I reminded him he’s been a member of the Hall of Fame for nearly 25 years and 2017 will mark the 50th anniversary of his win in the NCAA Championship.
“You want to hear those numbers I guess,” he joked. “It’s better than the alternative.”
But you can tell now closer to the end of his career than the beginning, the 20-time winner on the PGA TOUR is appreciative but humbled by the Hall.
“Being a part of the greatest who’ve every played this game is pretty humbling,” he said reverently.
And the World Golf Village has transformed itself in Irwin’s eyes into a “must see” attraction for sports fans.
“It’s interactive, the displays are just fantastic. What people have put in here from their own collections! It’s amazing to see how these people have touched the game of golf or maybe more importantly how the game of golf has touched them.”
I snuck a peek at Irwin’s locker in the Hall where he has one of the first sets of clubs he ever played with as a kid when he was 4 years old.
“Those are very simple. They’re old. Archaic. It’s an old, old bag with cut off clubs I used as a little boy,” he said with a laugh. “But l think you have to get grounded every now and again and it takes me back to my parents, my dad, the little town I grew up in in southeast Kansas and how I got started.”
Those clubs are a far cry from the composite heads and solid golf balls that have changed the game dramatically.
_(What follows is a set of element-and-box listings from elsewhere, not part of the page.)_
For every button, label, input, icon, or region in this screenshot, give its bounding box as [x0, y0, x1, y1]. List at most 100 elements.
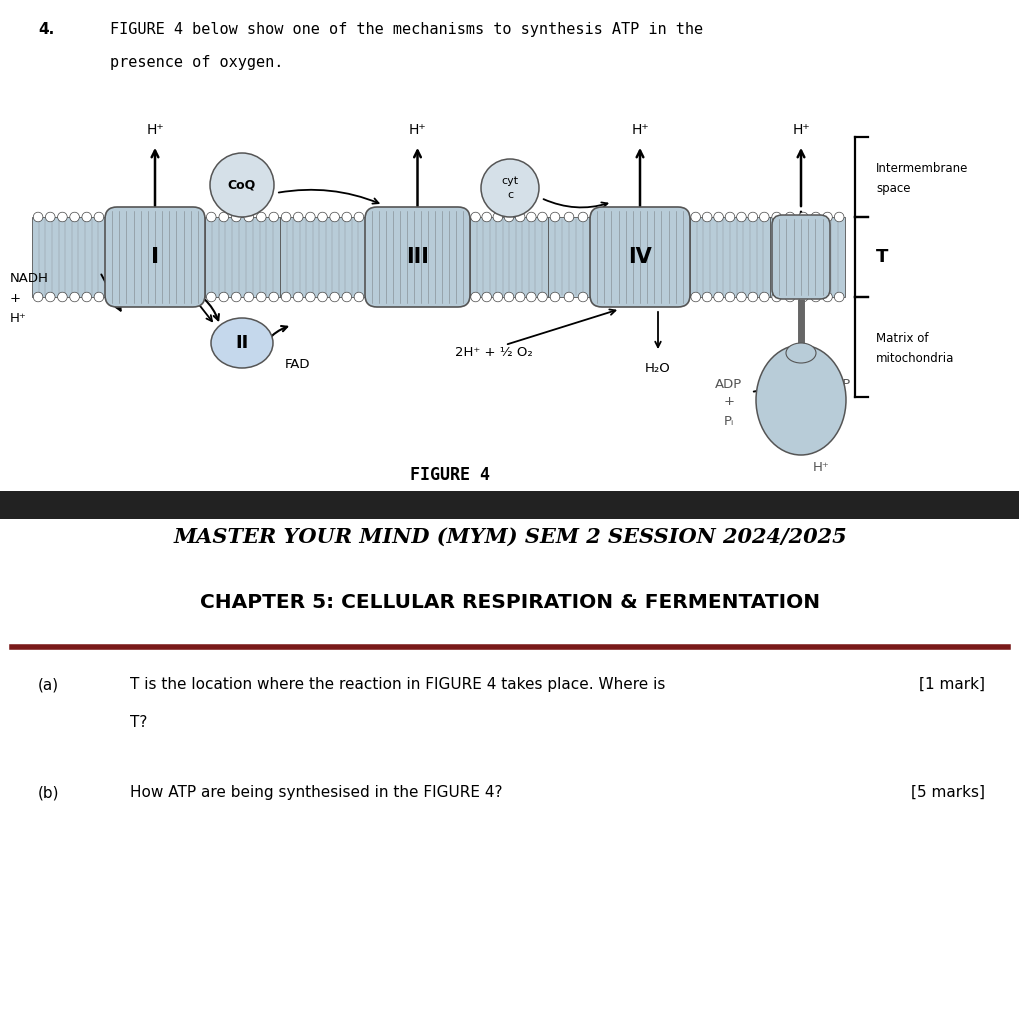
Circle shape	[526, 213, 536, 222]
Ellipse shape	[211, 318, 273, 368]
Text: (b): (b)	[38, 785, 59, 800]
Bar	[205, 217, 280, 297]
Circle shape	[269, 293, 278, 302]
Text: IV: IV	[628, 248, 651, 267]
Circle shape	[564, 213, 574, 222]
Circle shape	[244, 213, 254, 222]
Text: NADH: NADH	[10, 272, 49, 286]
Text: H⁺: H⁺	[409, 123, 426, 137]
Circle shape	[354, 213, 364, 222]
Circle shape	[578, 213, 587, 222]
Circle shape	[492, 293, 502, 302]
Circle shape	[471, 293, 480, 302]
Circle shape	[759, 213, 768, 222]
Circle shape	[771, 213, 781, 222]
Circle shape	[526, 293, 536, 302]
Ellipse shape	[755, 345, 845, 455]
Circle shape	[293, 293, 303, 302]
Bar	[769, 217, 809, 297]
Text: I: I	[151, 248, 159, 267]
Text: [1 mark]: [1 mark]	[918, 677, 984, 692]
Circle shape	[481, 159, 538, 217]
Text: mitochondria: mitochondria	[875, 352, 954, 366]
Circle shape	[244, 293, 254, 302]
Text: T: T	[875, 248, 888, 266]
Text: T?: T?	[129, 715, 147, 730]
Text: ADP: ADP	[714, 379, 742, 391]
FancyBboxPatch shape	[589, 207, 689, 307]
Circle shape	[306, 213, 315, 222]
Circle shape	[834, 213, 843, 222]
Circle shape	[725, 293, 734, 302]
Circle shape	[354, 293, 364, 302]
Circle shape	[725, 213, 734, 222]
Text: space: space	[875, 183, 910, 195]
Circle shape	[537, 213, 546, 222]
Ellipse shape	[786, 343, 815, 363]
Circle shape	[578, 293, 587, 302]
FancyBboxPatch shape	[105, 207, 205, 307]
Text: c: c	[506, 190, 513, 200]
Circle shape	[537, 293, 546, 302]
Circle shape	[293, 213, 303, 222]
Text: presence of oxygen.: presence of oxygen.	[110, 55, 283, 70]
Text: T is the location where the reaction in FIGURE 4 takes place. Where is: T is the location where the reaction in …	[129, 677, 664, 692]
Text: H⁺: H⁺	[146, 123, 164, 137]
Text: Intermembrane: Intermembrane	[875, 162, 967, 176]
Circle shape	[564, 293, 574, 302]
Circle shape	[206, 293, 216, 302]
Circle shape	[219, 213, 228, 222]
Circle shape	[231, 213, 240, 222]
Bar	[689, 217, 769, 297]
Text: II: II	[235, 334, 249, 352]
Circle shape	[46, 293, 55, 302]
Bar	[470, 217, 547, 297]
Text: Matrix of: Matrix of	[875, 333, 927, 345]
FancyBboxPatch shape	[365, 207, 470, 307]
Circle shape	[317, 213, 327, 222]
Text: H⁺: H⁺	[812, 461, 828, 474]
Circle shape	[549, 213, 559, 222]
Circle shape	[822, 213, 832, 222]
Circle shape	[810, 213, 820, 222]
Circle shape	[94, 213, 104, 222]
Text: How ATP are being synthesised in the FIGURE 4?: How ATP are being synthesised in the FIG…	[129, 785, 502, 800]
Text: H⁺: H⁺	[792, 123, 809, 137]
Circle shape	[82, 293, 92, 302]
Circle shape	[747, 293, 757, 302]
Circle shape	[341, 213, 352, 222]
Circle shape	[481, 293, 491, 302]
Text: CoQ: CoQ	[227, 179, 256, 191]
Circle shape	[690, 293, 700, 302]
Circle shape	[69, 293, 79, 302]
Text: FADH₂: FADH₂	[140, 271, 180, 284]
Circle shape	[94, 293, 104, 302]
Circle shape	[690, 213, 700, 222]
Circle shape	[269, 213, 278, 222]
Bar	[32, 217, 105, 297]
Text: cyt: cyt	[501, 176, 518, 186]
Circle shape	[329, 293, 339, 302]
Circle shape	[34, 213, 43, 222]
Circle shape	[515, 213, 525, 222]
Text: H⁺: H⁺	[631, 123, 648, 137]
Circle shape	[341, 293, 352, 302]
Text: MASTER YOUR MIND (MYM) SEM 2 SESSION 2024/2025: MASTER YOUR MIND (MYM) SEM 2 SESSION 202…	[173, 527, 846, 547]
FancyBboxPatch shape	[771, 215, 829, 299]
Circle shape	[503, 213, 514, 222]
Text: H⁺: H⁺	[10, 312, 26, 326]
Circle shape	[785, 213, 794, 222]
Circle shape	[46, 213, 55, 222]
Bar	[809, 217, 844, 297]
Circle shape	[281, 293, 290, 302]
Circle shape	[69, 213, 79, 222]
Circle shape	[798, 213, 807, 222]
Circle shape	[713, 293, 722, 302]
Text: III: III	[406, 248, 429, 267]
Circle shape	[306, 293, 315, 302]
Circle shape	[549, 293, 559, 302]
Circle shape	[57, 213, 67, 222]
Circle shape	[503, 293, 514, 302]
Text: +: +	[10, 293, 21, 305]
Text: FAD: FAD	[284, 358, 310, 372]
But Irwin says the top players of any era could compete across the board.
“Are the players at the top of the game now better than players before? No, they’re just playing in different eras. They have the heart of a champion. There’s more depth in the game but you look at Snead, Hogan, Sarazen, Palmer, Nicklaus, Player. They’d have been able to compete.”
Although Hale did admit when watching a PGA TOUR event these days it’s obvious the players themselves have changed.
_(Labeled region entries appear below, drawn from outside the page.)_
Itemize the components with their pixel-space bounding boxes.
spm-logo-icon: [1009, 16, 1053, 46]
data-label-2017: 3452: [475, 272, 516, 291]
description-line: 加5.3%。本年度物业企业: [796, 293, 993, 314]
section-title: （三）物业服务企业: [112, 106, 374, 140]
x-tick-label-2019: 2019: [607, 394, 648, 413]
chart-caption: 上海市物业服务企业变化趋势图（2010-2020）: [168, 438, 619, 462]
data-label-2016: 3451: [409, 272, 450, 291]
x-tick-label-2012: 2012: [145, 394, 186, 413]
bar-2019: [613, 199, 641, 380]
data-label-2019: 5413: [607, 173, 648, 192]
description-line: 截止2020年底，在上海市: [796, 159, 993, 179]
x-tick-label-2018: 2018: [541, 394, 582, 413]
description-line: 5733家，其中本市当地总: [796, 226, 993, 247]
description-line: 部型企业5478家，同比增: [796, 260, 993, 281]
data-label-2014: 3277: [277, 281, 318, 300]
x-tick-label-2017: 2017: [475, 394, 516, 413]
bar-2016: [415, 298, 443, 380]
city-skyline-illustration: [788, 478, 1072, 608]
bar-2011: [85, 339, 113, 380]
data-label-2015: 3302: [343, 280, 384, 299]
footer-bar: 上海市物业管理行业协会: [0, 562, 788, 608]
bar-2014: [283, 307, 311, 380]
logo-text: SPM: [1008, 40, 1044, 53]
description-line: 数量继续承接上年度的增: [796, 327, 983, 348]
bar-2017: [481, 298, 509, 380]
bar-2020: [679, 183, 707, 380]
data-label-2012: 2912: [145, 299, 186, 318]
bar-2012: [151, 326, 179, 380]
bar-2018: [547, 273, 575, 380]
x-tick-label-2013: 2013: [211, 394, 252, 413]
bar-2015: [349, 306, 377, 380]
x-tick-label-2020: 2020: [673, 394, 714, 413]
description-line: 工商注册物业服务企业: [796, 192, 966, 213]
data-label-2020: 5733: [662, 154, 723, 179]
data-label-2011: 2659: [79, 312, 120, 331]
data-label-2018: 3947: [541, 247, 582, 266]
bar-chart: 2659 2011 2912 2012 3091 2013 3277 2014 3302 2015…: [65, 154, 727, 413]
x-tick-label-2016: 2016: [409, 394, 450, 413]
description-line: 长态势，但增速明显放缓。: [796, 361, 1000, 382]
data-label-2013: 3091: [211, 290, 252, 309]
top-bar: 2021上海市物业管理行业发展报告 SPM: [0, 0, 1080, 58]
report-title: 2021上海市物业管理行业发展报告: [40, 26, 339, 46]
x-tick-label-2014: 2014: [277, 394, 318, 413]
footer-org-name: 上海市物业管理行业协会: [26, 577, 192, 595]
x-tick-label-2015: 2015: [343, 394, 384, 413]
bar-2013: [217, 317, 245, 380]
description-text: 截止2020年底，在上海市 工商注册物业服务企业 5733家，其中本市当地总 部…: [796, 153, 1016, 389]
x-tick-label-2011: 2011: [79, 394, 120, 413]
“They’re all 6’2″, thin and look young!” he said with a chuckle.
In Irwin’s era on the TOUR players came in all shapes and sizes. But he stayed fit, thinking it was part of playing the game.
“”I’ve been in a lot of sports and I was a college football player and I thought that being in shape was the thing to do. It helped me. I think people now are understanding that when they see golfers they’re not just some guy who jumped up from the bar and went to play. They’re athletes. Most of them are good at something else too.”
On one hand technology has changed how the game is played but Irwin believes the idea hasn’t changed.
“The game is still played with the same idea, it’s just how you go about it. Everything is made to go high and fly far. We watched Jason Day hit that 2-iron (at THE PLAYERS) 308 yards. How is that possible?”
And while the top players are taking advantage of the technology boost in golf, Irwin agreed that the equipment allowing better play for the average player is also good for the game.
“People who are playing the game now might see some more immediate positive results with today’s equipment. That’s what people want to see in today’s society and that’s what you’re going to see.”
While he won three U.S. Opens, none were at Oakmont where this year’s Championship will be contested. Irwin is familiar with the layout and says it’ll take some guile, and brawn to win. I said with all the top players playing well it could be an exciting tournament to watch.
“It will be,” he said emphatically. “I’m going to go out on a branch here and say it’s going to be a veteran who wins this year. You can’t just go out there and bang it willy-nilly at Oakmont. It takes some knowledge of where you can hit it. Not that some of those young guys can’t do it. But I think somebody’s going to step out of the shadows of those young lions to put some heat on them.”